A  Cooperativa Agroindustrial de Produção e Comercialização (Copacon) foi criada pelas famílias assentadas para otimizar a produção e a comercialização dos alimentos. Atualmente, cerca de 360 estão associadas à cooperativa, de 13 municípios diferentes. Além da renda gerada para os produtores (as), mais de 20 trabalhadores (as), todos(as) assentados e filhos de assentados, são funcionários da cooperativa.

Os números mostram a força produtiva do grupo associado. Na última safra, a cooperativa comercializou 15 mil sacas de milho, 10 mil de soja, 10 mil de feijão preto e carioquinha. Outras 15 toneladas de alimentos são entregues na Central de Abastecimento (Ceasa) toda semana, além da comercialização de 80 mil litros de leite por mês. 

Em julho deste ano, a comunidade festejou a inauguração de uma agroindústria de derivados de milho livre de transgênicos, com capacidade de beneficiamento de 24 toneladas por dia do alimento. A expectativa é produzir 1 milhão de toneladas de derivados de milho não transgênicos e agroecológicos por ano. A estrutura atual já garante a comercialização de fubá, farinha de milho biju, canjica amarela e canjiquinha xerém. Os resíduos do milho beneficiado serão transformados em ração para bovinos e suínos. 

Os alimentos da comunidade também abastecem as escolas públicas da região. São entregues 10 toneladas por semana de alimentos por semana ao  Programa de Alimentação Escolar (PNAE), chegando a mais de 100 escolas de Londrina e região. Uma padaria comunitária, coordenada por mulheres assentadas, também produz panificados para a alimentação escolar. 
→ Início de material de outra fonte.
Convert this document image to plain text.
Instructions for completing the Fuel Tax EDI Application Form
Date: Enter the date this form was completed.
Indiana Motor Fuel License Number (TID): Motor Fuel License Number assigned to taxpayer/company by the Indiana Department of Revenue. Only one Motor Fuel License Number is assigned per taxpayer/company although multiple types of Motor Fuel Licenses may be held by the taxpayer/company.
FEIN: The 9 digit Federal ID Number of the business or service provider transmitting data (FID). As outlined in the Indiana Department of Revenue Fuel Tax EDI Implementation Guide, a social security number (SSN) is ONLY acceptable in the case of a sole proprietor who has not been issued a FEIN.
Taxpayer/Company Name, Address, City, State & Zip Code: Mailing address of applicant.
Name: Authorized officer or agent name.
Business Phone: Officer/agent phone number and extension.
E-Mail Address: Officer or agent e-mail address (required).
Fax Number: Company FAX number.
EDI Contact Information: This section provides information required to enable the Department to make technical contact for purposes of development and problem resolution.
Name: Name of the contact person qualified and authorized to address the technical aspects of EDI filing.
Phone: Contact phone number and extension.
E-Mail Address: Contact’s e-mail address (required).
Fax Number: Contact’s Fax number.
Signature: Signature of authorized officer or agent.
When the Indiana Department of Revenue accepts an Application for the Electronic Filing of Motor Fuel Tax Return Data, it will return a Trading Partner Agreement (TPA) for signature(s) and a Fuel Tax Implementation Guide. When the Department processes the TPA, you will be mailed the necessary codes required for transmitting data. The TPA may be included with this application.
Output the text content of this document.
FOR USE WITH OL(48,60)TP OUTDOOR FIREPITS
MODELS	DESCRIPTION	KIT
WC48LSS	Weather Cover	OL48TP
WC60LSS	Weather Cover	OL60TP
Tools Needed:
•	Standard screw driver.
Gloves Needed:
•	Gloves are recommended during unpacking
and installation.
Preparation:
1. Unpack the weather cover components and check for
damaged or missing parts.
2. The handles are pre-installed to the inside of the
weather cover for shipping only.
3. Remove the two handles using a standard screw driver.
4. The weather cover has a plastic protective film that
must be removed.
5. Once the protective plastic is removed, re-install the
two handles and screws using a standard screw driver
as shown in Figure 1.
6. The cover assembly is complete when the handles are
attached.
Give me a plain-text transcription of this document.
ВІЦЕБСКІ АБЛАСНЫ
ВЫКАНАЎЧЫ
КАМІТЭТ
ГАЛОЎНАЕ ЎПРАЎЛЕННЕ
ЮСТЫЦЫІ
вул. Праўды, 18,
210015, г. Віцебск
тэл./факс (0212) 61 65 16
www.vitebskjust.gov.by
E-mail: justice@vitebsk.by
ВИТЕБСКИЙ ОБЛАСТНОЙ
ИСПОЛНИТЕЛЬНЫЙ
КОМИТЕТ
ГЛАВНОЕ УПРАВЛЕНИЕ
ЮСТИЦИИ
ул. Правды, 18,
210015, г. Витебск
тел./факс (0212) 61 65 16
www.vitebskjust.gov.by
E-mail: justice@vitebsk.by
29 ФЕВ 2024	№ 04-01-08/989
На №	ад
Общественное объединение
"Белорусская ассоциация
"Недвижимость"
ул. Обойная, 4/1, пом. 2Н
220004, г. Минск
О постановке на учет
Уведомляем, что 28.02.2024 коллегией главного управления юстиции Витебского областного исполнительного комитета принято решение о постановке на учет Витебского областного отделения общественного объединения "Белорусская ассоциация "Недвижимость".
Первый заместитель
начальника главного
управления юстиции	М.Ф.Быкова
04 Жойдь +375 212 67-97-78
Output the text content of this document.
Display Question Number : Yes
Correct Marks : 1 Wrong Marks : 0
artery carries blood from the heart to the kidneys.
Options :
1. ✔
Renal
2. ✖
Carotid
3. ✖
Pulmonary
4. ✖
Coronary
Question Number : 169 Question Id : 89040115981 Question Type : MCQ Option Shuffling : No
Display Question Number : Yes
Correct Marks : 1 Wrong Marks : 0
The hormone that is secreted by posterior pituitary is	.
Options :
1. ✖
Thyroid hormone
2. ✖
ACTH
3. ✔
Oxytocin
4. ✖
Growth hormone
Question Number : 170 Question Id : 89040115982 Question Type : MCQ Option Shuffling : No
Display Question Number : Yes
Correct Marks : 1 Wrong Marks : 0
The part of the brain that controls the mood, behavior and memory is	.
Mais de 400 crianças e adolescentes estudam em duas escolas municipais e uma estadual do assentamento. A comunidade também tem um mercado e uma agropecuária na sede da comunidade, além de uma Associação de Mulheres e times de futebol feminino e masculino. O coletivo de saúde garante a implantação de hortas medicinais em cada lote.

As famílias têm grande preocupação em avançar na preservação e reflorestamento da área, e são guardiãs de mais de 100 minas d’água. Já foram plantadas mais de 10 mil árvores frutíferas, e ainda este ano, cerca de 40 mil mudas serão plantadas como parte do Plano Nacional Plantar Árvores e Produzir Alimentos Saudáveis.  

 

Cooperação e agroecologia em áreas da Reforma Agrária

A cooperação entre as famílias assentadas e acampadas e o beneficiamento dos alimentos in-natura são a combinação que garante ampliação da geração de renda e de postos de trabalho no campo. No Paraná, são cerca de  60 agroindústrias, entre laticínios, padarias e agroindústrias de beneficiamento, ligadas a 24 cooperativas da Reforma Agrária. Mais de 7 mil famílias, de 200 municípios de todo o estado, fazem parte desta grande rede de produção. 

Ao todo, mais de 50 produtos são industrializados em áreas da Reforma Agrária, entre café, hortifruti, erva mate, mel, suco, milho e grãos em geral, derivados de leite e da cana-de-açúcar. 

Além da venda ao mercado convencional, em feiras e com venda direta ao consumidor, a produção chega também ao PNAE. Atualmente as cooperativas e associações da  Rede de Reforma Agrária são responsáveis pela execução de 22% dos recursos destinados à compra de merenda escolar da Agricultura Familiar pelo estado. 

Os alimentos da Reforma Agrária chegam a mais de mil escolas estaduais, garantindo refeições saudáveis a cerca de um milhão alunos da rede pública. Alimentos como feijão e arroz chegam a quase todas as escolas do Paraná.